As such, a mayoral check on possible wrongdoing from the head of Public Works was, instead, assigned to the head of Public Works.
With no oversight body and the mayor kicking ultimate control back to the department head, notes the controller’s report, “there is no external oversight over Public Works’ … procurement.”
Today’s report comes after an analysis of 366 Public Works contracts worth $1.4 billion awarded between July 2017 and March 2020.
The controller identified several areas in which loopholes or lax oversight enabled Nuru — bad policies that benefitted bad actors. Among them were favored entities being chosen repeatedly out of the pool of pre-qualified contractors; gaps and incompatibilities in rules about gift-giving; and a lack of coherent centralized rules regarding grants provided to nonprofits. Among the controller’s key findings:
- Public Works established 114 contracts with a value of $151 million through the use of pre-qualified pools during our review period. Tighter citywide procedures that require competitive selection in pre-qualified pools such as these would minimize fraud risks in all city departments;
- Gaps in city and state restrictions about soliciting and receiving gifts can enable unethical behavior and manipulation through the giving of gifts;
- Gaps in citywide monitoring of purchasing activities – given both code-driven decentralization of some contracting methods and lack of effective citywide systems to monitor these activities – need to be addressed.
Today’s report inspired quick action from city legislators. Supervisor Matt Haney has proposed legislation to shut some of the loopholes identified by the controller, including the direction of contracts to “pre-qualified” contractors; the pressuring of contract-seekers to donate funds to nonprofits that, in turn, spent money on city employees and lavish holiday shindigs; and the curtailing of the “BFF Gift Exemption,” in which a longtime friend or associate is not restricted from imparting favors or valuable items to department heads or city officials they’ve long known and befriended.

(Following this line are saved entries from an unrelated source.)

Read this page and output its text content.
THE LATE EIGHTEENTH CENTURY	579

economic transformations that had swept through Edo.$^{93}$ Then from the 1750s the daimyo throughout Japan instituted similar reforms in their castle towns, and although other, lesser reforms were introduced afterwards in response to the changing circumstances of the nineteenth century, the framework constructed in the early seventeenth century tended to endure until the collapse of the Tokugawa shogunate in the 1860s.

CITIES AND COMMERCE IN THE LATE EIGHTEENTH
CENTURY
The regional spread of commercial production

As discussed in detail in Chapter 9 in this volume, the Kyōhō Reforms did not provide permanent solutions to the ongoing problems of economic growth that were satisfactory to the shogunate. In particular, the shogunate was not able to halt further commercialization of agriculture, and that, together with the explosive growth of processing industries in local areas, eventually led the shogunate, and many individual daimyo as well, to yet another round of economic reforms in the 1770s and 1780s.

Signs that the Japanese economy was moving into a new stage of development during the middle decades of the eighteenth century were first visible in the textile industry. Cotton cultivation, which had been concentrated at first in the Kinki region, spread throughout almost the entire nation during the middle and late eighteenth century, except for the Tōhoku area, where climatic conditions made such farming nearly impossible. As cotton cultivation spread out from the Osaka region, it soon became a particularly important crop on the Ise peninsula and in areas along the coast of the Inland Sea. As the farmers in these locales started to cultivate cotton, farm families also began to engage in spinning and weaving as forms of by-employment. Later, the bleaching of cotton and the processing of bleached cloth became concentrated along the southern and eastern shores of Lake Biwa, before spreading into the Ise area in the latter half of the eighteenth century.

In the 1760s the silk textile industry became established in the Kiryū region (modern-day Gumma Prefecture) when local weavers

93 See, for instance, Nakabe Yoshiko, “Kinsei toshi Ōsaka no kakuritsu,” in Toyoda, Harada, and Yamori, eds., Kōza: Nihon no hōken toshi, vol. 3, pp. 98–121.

Nuru was in January arrested by the FBI and charged with fraud by the Department of Justice; a lengthy criminal complaint alleged a series of schemes involving casual corruption, bribery, and, bid-rigging, and other forms of bad government. Seven other individuals ensnared in the feds’ web have since been charged.

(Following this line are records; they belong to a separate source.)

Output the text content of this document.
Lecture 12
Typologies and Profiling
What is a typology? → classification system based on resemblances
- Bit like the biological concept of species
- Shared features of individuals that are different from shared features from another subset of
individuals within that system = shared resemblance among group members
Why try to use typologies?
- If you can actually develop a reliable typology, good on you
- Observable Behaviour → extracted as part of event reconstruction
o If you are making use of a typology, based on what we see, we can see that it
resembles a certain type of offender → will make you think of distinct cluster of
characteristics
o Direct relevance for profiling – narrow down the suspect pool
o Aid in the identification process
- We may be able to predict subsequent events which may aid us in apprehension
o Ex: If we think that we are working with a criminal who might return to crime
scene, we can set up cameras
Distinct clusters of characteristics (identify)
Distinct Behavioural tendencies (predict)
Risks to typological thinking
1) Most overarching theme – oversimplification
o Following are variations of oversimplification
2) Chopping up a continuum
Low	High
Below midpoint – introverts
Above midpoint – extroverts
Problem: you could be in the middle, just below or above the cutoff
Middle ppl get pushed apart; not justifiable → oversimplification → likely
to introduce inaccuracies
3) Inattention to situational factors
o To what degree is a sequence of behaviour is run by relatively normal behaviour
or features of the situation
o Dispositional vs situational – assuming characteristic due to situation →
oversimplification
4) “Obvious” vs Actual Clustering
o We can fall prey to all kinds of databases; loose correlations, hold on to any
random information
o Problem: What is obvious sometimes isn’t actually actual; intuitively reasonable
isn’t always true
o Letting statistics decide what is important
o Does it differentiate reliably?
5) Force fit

In a parallel investigation, the City Attorney has sent out dozens of subpoenas, with many directed to companies with ties to Wong — a longtime city contractor and permit expediter now facing federal fraud and money-laundering charges — and Zhang Li, a billionaire Chinese hotelier and developer allegedly introduced to Nuru by Wong. Zhang purportedly showered Nuru with costly gifts and luxury accommodations in return for help moving along the stalled 555 Fulton project.
This investigation led to both the ouster of Department of Building Inspection boss Tom Hui, and the revelation that Nuru gifted Mayor London Breed $5,600 last year, ostensibly for auto repair — a move the mayor defended at the time as allowable under the so-called “BFF Gift Exemption” (but which actually violated stricter city rules regarding gifts being accepted from subordinates).
While the City Attorney is tasked with ferreting out alleged bad actors, the controller focuses on bad policies and practices.
The next installment is due within a month’s time, and will focus on nonprofit “Friends of” groups accused of “funneling money” back to city officials.
Update, 2:40 p.m.: Mayor London Breed today announced she is rescinding the 2011 delegation of authority Mayor Ed Lee granted to Public Works head Mohammed Nuru, essentially granting him oversight of himself.
I know these are the first in a series of recommendations, and we need to continue to identify problematic issues that erode public trust across our city,” said Breed via a statement. “We have work to do, but we will do that work. Our residents and City workers deserve nothing less.”